У меня вообще создалось впечатление — и после фильма, и в ходе разговора с Некрасовым, — что он очень далек от нашей действительности, хотя он вроде бы российский режиссер. Он мне говорил, например, во время интервью, что доверяет решениям наших судов — и это странно слышать не только мне (а я 15 лет пишу о российской судебной системе): это странно любому человеку, который живет в России и читает газеты. Он меня на полном серьезе спрашивал, почему я в случае с Магнитским не доверяю сотрудникам тюрьмы и тюремному врачу, а доверяю гражданскому врачу-психиатру. Он не понимает, что гражданский врач в этой ситуации независим, а тюремный прикрывает свою корпорацию, свое начальство — это какие-то совсем банальные истины.
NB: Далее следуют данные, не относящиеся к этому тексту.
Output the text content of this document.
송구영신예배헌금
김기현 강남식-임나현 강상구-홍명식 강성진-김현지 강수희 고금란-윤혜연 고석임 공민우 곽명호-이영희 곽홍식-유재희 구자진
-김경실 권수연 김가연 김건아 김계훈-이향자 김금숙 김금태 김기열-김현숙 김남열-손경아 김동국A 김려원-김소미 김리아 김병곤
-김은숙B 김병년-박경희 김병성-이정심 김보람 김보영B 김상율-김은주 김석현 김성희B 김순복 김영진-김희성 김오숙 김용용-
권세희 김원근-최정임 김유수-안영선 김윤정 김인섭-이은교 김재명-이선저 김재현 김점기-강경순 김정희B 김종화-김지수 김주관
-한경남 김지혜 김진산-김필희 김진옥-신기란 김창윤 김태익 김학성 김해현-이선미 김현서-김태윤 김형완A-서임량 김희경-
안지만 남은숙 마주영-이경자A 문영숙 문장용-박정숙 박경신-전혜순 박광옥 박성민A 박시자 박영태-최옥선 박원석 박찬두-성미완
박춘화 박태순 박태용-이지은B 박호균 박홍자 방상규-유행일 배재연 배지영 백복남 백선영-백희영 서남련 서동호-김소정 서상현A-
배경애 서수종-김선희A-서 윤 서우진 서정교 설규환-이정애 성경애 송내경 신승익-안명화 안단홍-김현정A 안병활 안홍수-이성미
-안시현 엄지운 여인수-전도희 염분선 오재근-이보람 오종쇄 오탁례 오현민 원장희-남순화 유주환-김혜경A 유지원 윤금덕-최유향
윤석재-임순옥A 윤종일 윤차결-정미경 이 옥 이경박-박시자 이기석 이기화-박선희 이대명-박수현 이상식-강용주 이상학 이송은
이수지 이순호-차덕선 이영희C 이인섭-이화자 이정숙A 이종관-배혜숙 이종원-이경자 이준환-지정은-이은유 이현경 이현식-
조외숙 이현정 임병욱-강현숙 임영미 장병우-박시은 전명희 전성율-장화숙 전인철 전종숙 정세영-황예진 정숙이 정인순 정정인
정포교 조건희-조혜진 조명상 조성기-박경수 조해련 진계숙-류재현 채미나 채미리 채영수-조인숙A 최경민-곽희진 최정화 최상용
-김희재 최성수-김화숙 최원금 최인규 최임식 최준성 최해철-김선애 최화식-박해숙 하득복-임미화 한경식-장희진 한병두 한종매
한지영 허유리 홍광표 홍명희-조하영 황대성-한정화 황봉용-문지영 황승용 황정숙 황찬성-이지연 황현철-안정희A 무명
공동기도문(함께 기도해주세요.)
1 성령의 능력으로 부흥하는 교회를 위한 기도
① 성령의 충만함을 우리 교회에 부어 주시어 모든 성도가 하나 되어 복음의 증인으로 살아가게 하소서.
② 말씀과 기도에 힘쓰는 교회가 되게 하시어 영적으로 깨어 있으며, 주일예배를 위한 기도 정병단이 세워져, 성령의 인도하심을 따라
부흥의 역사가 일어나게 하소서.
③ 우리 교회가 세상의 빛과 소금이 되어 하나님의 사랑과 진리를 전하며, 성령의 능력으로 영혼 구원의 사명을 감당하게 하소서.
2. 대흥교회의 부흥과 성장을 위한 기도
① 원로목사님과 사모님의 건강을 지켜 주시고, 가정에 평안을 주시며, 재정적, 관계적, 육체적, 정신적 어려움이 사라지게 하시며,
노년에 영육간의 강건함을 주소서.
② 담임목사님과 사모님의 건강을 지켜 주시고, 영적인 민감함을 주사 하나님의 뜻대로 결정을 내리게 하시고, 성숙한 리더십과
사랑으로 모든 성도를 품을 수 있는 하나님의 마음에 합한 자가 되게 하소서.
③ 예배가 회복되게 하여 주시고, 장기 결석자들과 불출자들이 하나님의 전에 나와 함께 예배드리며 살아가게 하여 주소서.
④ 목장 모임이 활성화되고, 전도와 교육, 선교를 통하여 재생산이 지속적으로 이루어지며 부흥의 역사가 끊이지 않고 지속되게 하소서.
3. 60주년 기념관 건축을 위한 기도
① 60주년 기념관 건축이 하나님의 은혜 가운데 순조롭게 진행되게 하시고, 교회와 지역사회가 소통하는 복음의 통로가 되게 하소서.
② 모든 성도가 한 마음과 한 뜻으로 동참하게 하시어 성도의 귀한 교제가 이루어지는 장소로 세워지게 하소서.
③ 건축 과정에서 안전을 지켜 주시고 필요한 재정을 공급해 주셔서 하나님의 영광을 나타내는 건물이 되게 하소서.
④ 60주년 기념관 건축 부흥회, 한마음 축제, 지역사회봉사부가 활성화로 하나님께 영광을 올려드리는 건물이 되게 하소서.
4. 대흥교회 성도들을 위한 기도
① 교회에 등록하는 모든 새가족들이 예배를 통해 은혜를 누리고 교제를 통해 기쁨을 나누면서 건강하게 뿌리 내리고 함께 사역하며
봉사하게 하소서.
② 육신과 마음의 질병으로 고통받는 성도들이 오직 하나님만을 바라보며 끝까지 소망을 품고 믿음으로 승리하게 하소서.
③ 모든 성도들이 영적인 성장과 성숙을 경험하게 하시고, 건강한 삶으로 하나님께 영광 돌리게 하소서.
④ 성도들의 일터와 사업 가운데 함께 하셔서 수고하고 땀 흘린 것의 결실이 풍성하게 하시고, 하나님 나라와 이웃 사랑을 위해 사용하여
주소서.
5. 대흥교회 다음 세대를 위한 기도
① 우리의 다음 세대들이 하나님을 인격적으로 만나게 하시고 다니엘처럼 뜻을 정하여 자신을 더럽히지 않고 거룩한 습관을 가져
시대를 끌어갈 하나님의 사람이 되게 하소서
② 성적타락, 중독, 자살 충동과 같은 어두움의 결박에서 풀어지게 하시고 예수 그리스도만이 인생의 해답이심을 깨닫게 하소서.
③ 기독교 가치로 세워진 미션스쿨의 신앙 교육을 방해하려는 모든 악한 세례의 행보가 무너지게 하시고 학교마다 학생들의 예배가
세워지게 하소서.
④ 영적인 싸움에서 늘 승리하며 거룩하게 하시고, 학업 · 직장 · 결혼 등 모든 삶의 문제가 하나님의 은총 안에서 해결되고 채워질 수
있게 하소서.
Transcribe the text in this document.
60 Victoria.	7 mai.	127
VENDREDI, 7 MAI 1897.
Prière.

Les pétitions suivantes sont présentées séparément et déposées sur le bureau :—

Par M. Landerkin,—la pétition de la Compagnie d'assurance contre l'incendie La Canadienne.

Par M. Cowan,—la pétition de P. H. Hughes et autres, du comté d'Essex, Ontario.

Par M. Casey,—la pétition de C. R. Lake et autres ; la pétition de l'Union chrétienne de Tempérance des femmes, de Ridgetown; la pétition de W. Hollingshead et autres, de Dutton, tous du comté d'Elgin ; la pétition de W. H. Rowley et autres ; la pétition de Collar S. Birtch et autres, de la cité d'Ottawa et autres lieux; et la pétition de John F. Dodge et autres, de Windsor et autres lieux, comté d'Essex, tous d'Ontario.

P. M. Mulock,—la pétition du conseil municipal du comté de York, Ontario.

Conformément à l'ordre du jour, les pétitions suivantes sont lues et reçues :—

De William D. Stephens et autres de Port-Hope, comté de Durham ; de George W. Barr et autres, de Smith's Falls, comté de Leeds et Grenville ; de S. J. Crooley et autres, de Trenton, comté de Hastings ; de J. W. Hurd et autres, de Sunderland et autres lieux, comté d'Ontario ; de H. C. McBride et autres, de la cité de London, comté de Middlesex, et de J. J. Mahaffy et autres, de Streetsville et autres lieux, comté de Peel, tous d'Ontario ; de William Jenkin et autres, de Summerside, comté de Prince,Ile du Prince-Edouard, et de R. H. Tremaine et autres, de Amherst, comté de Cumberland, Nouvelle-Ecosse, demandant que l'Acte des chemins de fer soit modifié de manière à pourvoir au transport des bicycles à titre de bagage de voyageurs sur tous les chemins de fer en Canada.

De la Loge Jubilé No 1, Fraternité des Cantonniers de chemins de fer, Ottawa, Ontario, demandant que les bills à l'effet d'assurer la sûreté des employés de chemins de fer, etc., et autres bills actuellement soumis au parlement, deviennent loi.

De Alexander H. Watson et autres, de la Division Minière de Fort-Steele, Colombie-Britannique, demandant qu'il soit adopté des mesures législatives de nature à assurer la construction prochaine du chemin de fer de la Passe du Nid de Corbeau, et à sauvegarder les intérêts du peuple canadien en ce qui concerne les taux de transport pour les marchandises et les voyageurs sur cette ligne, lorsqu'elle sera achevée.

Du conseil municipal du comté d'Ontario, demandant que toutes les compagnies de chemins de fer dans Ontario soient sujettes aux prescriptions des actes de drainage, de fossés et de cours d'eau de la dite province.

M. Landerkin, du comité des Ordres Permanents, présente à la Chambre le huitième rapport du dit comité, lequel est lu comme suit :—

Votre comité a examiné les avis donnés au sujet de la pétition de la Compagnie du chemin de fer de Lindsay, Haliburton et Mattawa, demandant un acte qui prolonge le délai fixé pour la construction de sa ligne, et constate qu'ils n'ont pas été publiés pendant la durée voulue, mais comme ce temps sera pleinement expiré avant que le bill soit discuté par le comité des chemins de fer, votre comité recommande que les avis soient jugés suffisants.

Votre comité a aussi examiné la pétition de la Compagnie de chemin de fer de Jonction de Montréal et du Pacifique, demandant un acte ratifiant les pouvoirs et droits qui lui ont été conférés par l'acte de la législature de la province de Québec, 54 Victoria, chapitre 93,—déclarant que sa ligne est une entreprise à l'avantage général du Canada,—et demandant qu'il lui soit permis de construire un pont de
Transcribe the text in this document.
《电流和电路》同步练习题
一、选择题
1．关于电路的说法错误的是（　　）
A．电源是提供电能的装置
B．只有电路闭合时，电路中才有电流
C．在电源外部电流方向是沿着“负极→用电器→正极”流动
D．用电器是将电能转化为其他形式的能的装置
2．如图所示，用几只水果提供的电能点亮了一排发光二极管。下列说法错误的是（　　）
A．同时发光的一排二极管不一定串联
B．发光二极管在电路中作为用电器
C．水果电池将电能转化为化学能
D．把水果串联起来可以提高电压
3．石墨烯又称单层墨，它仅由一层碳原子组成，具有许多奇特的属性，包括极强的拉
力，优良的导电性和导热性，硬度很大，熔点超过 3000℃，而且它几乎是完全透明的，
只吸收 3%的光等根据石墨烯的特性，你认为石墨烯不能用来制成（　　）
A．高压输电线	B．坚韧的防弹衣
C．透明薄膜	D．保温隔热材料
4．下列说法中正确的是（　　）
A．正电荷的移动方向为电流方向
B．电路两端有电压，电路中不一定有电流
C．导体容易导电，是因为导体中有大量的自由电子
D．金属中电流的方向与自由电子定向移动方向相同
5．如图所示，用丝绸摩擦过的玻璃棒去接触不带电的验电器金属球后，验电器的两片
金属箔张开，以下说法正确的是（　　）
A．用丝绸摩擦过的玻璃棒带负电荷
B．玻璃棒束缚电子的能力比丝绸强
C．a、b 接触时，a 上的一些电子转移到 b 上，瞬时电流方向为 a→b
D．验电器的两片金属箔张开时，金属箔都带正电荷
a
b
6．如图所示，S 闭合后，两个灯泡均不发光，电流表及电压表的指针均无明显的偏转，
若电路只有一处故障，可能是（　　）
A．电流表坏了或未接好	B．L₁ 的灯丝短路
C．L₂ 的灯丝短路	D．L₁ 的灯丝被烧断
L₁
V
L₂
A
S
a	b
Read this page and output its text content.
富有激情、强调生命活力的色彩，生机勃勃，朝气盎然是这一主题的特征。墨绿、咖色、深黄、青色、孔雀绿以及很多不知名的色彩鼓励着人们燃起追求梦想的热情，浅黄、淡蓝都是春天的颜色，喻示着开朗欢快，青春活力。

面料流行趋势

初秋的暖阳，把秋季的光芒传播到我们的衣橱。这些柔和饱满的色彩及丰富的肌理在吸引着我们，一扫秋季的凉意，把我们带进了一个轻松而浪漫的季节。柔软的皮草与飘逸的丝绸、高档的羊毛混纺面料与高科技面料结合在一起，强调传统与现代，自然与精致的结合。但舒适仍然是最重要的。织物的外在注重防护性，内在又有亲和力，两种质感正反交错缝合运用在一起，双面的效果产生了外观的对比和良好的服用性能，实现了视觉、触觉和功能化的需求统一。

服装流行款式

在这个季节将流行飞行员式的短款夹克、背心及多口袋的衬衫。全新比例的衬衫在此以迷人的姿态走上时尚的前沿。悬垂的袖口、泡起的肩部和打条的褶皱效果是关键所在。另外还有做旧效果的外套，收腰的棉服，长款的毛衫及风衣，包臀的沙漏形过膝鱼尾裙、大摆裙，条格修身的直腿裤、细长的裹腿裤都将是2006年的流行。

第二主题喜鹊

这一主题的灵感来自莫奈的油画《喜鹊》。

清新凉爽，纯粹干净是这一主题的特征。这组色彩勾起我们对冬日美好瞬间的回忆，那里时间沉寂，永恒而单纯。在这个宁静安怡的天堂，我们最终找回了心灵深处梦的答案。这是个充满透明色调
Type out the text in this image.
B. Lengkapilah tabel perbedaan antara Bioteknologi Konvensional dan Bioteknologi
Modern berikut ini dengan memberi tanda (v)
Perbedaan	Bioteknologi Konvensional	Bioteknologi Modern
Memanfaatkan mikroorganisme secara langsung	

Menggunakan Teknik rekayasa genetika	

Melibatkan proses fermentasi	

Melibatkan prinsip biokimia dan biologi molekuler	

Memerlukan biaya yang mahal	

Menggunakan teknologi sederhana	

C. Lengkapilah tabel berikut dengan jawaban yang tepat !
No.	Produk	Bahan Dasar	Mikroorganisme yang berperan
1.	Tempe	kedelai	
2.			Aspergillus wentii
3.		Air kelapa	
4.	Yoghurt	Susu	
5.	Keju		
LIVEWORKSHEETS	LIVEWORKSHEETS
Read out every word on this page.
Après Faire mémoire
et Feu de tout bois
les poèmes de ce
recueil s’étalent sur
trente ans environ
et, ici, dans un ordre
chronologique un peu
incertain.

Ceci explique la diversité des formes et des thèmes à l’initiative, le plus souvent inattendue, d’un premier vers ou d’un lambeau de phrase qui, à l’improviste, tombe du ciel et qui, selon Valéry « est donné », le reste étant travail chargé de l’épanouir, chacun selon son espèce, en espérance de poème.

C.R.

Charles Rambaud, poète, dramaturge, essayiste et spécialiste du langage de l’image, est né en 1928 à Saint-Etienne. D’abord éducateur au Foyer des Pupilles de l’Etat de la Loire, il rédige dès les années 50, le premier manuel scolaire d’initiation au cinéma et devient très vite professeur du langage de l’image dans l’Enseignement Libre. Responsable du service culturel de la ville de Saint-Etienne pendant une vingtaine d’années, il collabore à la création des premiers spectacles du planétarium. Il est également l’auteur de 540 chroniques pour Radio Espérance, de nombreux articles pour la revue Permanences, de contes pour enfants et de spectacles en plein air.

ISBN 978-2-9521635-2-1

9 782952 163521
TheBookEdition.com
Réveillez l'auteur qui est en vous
Некрасов всюду говорит, что расследовал историю Магнитского, копал, изучал документы, — но меня поразило, как мало он знает и понимает, как устроены российская тюрьма, российское следствие, суды, как мало он знает, в частности, об обстоятельствах смерти Магнитского в тюрьме. Начиная с того, что путает фамилии членов ОНК, подписавших Отчет о расследовании смерти Магнитского, — уверенно называя в их числе Ковалева и Химаныча. Хотя ни тот, ни другой в нашем расследовании не участвовали и отчета не подписывали (под отчетом стоят подписи 6 человек. — Ред.).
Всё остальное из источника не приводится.